Kasus PT FIC ini bermula pada 30 Desember 1991 di mana pada saat itu ditandatangani Kontrak Karya II (KK II) yang merupakan kelanjutan dari KK I. Dalam penandatanganan tersebut, Pemerintah RI diwakili Menteri Pertambangan dan Energi Ir. Ginanjar Kartasasmita dan PT FIC diwakili oleh Hoediono Hoed, SH, Presiden Direktur PT FIC.

Dalam KK II tersebut, terdapat beberapa perubahan, yaitu luas areal penambangan dari 10.000 hektare menjadi 2,6 juta hektare. Selain itu, PT FIC dalam KK II telah berbadan hukum Indonesia. Perubahan lainnya adalah kewajiban memiliki saham di samping pemerintah RI juga memperbolehkan pihak swasta nasional Indonesia. Artinya, harus warga negara Indonesia atau badan hukum yang sah yag dikuasai oleh warga negara Indonesia.

Hal yang menjadi penting dalam KK II adalah bahwa saham Pemerintah Indonesia atau swasta nasional meningkat menjadi 20% pada tahun kelima sampai dengan tahun kesepuluh.
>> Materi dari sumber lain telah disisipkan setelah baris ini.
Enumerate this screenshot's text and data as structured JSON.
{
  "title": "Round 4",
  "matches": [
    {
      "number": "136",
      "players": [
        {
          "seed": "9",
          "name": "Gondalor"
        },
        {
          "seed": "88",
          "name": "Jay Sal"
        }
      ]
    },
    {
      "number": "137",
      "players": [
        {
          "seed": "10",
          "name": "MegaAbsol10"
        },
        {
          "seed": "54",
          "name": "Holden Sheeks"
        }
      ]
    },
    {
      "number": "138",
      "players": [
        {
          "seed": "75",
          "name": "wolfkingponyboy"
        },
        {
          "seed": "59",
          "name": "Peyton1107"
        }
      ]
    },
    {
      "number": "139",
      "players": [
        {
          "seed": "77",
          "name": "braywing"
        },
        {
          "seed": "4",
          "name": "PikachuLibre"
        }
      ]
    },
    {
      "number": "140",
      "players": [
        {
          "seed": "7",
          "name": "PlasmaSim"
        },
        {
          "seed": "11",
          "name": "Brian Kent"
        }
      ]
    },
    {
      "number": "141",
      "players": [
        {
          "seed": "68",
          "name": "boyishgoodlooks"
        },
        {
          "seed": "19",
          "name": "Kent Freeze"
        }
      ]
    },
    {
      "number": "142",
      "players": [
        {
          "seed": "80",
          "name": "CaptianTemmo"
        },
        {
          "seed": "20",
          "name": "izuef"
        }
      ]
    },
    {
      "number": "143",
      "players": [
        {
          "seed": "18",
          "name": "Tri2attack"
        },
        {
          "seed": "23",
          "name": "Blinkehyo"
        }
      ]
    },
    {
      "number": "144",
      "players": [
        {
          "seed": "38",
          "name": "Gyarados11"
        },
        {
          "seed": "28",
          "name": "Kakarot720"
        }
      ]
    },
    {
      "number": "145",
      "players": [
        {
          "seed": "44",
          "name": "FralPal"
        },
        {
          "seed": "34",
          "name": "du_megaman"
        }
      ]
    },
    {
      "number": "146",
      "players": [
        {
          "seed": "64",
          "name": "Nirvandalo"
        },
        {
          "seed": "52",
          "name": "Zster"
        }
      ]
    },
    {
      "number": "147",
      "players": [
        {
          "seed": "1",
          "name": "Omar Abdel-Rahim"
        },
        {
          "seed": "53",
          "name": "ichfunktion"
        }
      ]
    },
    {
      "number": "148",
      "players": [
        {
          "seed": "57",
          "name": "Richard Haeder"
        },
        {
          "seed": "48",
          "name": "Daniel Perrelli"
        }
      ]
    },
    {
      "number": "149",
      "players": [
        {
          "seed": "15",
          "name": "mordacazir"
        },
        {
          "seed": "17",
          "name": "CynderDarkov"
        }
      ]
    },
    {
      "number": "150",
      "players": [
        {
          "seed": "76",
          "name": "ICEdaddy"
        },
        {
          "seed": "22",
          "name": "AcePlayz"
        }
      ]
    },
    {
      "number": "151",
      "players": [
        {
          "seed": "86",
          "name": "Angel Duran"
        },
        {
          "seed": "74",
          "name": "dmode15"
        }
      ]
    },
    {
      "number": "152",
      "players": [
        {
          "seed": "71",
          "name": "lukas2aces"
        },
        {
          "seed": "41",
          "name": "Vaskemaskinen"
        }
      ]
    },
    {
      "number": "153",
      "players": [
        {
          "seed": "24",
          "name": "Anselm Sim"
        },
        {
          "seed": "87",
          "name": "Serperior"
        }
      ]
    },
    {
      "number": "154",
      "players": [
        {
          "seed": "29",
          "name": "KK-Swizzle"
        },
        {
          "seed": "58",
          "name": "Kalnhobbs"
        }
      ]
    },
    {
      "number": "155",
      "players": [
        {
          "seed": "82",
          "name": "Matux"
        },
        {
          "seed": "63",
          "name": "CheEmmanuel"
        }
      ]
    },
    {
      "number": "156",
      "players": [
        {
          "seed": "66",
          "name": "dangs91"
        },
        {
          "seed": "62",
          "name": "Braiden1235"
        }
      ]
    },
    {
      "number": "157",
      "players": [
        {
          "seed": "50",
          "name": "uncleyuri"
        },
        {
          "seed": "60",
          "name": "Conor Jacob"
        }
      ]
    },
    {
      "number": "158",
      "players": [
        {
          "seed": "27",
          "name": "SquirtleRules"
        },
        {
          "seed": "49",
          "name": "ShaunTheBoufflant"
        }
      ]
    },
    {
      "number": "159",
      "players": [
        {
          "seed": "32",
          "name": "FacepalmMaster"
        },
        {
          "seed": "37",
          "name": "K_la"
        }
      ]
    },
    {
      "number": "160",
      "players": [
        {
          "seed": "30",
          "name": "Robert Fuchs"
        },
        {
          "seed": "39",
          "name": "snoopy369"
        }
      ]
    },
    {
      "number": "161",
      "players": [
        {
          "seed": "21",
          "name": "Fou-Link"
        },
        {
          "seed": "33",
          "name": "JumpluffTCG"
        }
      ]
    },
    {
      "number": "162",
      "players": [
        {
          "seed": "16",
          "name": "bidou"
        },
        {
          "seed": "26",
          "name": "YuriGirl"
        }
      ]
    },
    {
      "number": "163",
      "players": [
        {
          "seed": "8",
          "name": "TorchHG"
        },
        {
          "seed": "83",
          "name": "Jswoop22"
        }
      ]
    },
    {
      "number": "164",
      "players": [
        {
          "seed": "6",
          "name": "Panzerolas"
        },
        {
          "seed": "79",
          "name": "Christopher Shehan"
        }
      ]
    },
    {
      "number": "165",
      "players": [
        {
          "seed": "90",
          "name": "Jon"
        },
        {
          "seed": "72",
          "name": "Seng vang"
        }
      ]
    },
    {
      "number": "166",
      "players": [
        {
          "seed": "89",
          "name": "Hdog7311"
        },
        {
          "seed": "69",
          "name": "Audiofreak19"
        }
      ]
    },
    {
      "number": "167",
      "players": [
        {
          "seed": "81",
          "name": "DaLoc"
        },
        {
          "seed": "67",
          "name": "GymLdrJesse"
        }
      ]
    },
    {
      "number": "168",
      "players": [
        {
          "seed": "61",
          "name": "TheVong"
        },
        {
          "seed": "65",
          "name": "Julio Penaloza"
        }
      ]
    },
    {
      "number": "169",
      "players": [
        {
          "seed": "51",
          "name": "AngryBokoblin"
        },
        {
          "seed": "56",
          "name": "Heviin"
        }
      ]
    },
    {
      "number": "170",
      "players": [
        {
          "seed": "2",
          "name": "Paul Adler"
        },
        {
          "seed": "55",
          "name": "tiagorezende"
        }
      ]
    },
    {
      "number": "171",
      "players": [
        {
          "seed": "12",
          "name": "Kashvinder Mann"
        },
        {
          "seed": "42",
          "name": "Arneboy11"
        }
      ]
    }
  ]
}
Dan untuk selanjutnya mulai tahun kesepuluh, pemilikan saham secara bertahap akan menjadi 51%. Namun ternyata sebelum KK II ditandatangani, telah terjadi penjualan saham dari PT FIC (saat itu masih berbadan hukum asing) kepada ICICI (Grup Bakrie) yang juga berbadan hukum asing.

Atas hal-hal tersebut, diduga telah terjadi kerugian keuangan negara yang timbul dalam proses pembuatan KK II antara Pemerintah RI dan PT FIC. Selain itu, juga diduga telah terjadi penyimpangan pengalihan saham kepada Grup Bakrie sebagai realisasi KK II yang dapat mengakibatkan kerugian negara.